The information received by the sense of touch plays an important, albeit subtle role, in our eating and dining experiences. While the influence of haptic information is still relatively unknown, studies have shown that food eaten from a heavier bowl or spoon is perceived to be more pleasant and considered of higher quality than the same food consumed with lighter weight utensil, an effect mirrored between heavier and lighter wine glasses. It is not only weight but the material and surface of the cutlery that can be important, copper has been found to enhance the saltiness of food while a rough or smooth finish can cause a morphing or intensification of flavours.
What should they consider when it comes to ambience?
From my perspective, and as a general observation, it is about striving for an overall congruent effect that is fully supportive of the experience the chef is trying to create, from the initial greeting to the final goodbye and controlling these touch-points, as much as possible to reinforce and elevate the hedonic element. The decor, furnishings and room aromas can be constructed to reinforce flavour profiles or trigger related memories. In a more extreme example here is part of a review of David Munoz new restaurant DiverXO in London
"DiverXO (David Muñoz) Diners are led one by one through the restaurant by a maître d' clad in tails with a red bow tie and black nail polish, before being seated at tables shrouded in thick, curtains decorated with smiling Cheshire cats. So explosive are the dishes that, for each course, a waiter (there are 30 for 30 covers) instructs you on the most appropriate manner of consumption, lest you should squirt a delicate dumpling bursting with egg yolk on to your white shirt by foolishly using your knife".
What kind of background music should be played in restaurants?

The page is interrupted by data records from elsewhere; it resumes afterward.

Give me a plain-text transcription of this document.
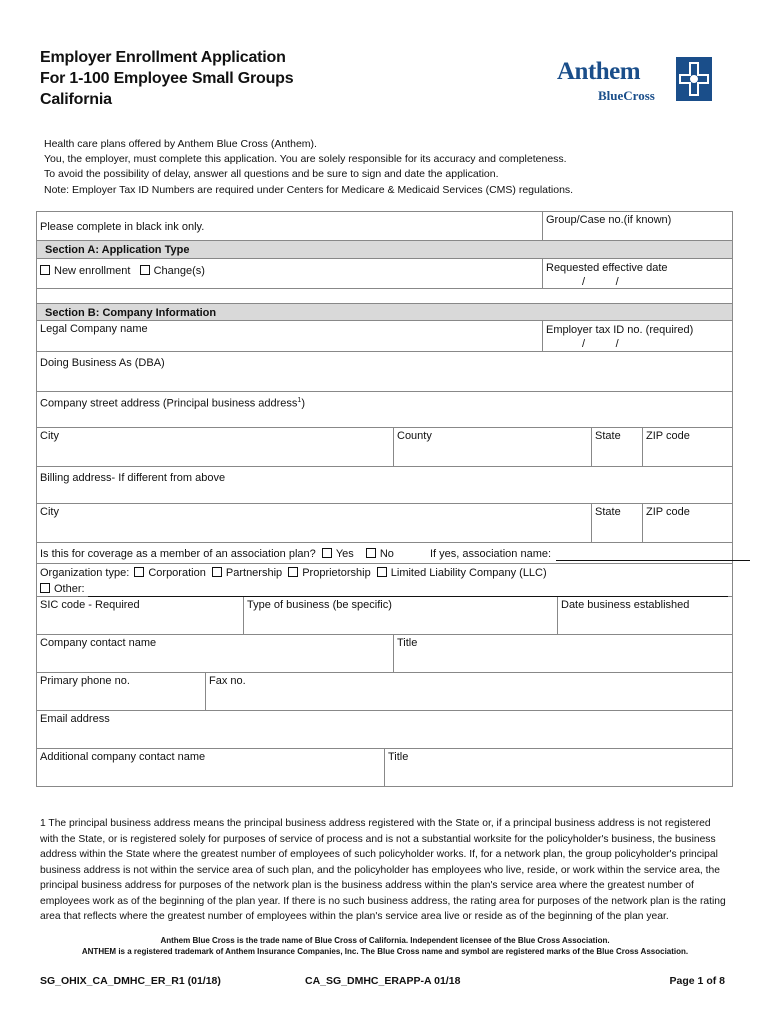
Employer Enrollment Application
For 1-100 Employee Small Groups
California
Anthem
BlueCross
Health care plans offered by Anthem Blue Cross (Anthem).
You, the employer, must complete this application. You are solely responsible for its accuracy and completeness.
To avoid the possibility of delay, answer all questions and be sure to sign and date the application.
Note: Employer Tax ID Numbers are required under Centers for Medicare & Medicaid Services (CMS) regulations.
Please complete in black ink only.
Group/Case no.(if known)
Section A: Application Type
New enrollment Change(s)	Requested effective date
/          /
Section B: Company Information
Legal Company name	Employer tax ID no. (required)
/          /
Doing Business As (DBA)
Company street address (Principal business address$^1$)
City	County	State	ZIP code
Billing address- If different from above
City	State	ZIP code
Is this for coverage as a member of an association plan? Yes No	If yes, association name:
Organization type: Corporation Partnership Proprietorship Limited Liability Company (LLC)
Other:
SIC code - Required	Type of business (be specific)	Date business established
Company contact name	Title
Primary phone no.	Fax no.
Email address
Additional company contact name	Title
1 The principal business address means the principal business address registered with the State or, if a principal business address is not registered with the State, or is registered solely for purposes of service of process and is not a substantial worksite for the policyholder's business, the business address within the State where the greatest number of employees of such policyholder works. If, for a network plan, the group policyholder's principal business address is not within the service area of such plan, and the policyholder has employees who live, reside, or work within the service area, the principal business address for purposes of the network plan is the business address within the plan's service area where the greatest number of employees work as of the beginning of the plan year. If there is no such business address, the rating area for purposes of the network plan is the rating area that reflects where the greatest number of employees within the plan's service area live or reside as of the beginning of the plan year.
Anthem Blue Cross is the trade name of Blue Cross of California. Independent licensee of the Blue Cross Association.
ANTHEM is a registered trademark of Anthem Insurance Companies, Inc. The Blue Cross name and symbol are registered marks of the Blue Cross Association.
SG_OHIX_CA_DMHC_ER_R1 (01/18)	CA_SG_DMHC_ERAPP-A 01/18	Page 1 of 8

The style of music can have an effect and influence on people’s behaviour and their sense of expectation. There was an experiment from the 90’s where playing music made respondents think of France which influenced their decision to purchase French wine, even though they would argue to the contrary.
Background noise also effects our ability to taste where it can reduce aromatic flavour molecules, suppress sweetness and sometimes saltiness. As well as the volume the choice of music is important and whether it is liked or disliked as this can influence the hedonic rating, liking the music can make the food taste sweeter while the reverse can make it bitter. Not surprisingly the pace of the music can alter the pace at which a meal is consumed. There is also interesting research showing that sound can be used to modify mouthfeel (oral-somatosensory) and creaminess perception as well.
What other trends are emerging in cuisine and dining?
From a Gastrophysics perspective there are a number of immersive or theatrical dining experiences, such as Sublimotion in Spain (http://www.sublimotionibiza.com), Ultraviolet in Shanghai (https://uvbypp.cc), and Verpertine in LA (http://vespertine.la).
There is the rise of digital dining which aims to leverage recent technology advances into the dining experience, eg iPad menus, Robots (https://www.sbs.com.au/food/article/2018/02/13/meet-robot-waiters-sydneys-latest-hotpot-diner) and Augmented Reality dining is being used to change the visual appearance of food, including drinks.
Lastly, a growing trend in the availability of ingredients and equipment to domestic cooks and amateurs has enabled a broader spectrum of people to experiment or replicate restaurant based dining experiences.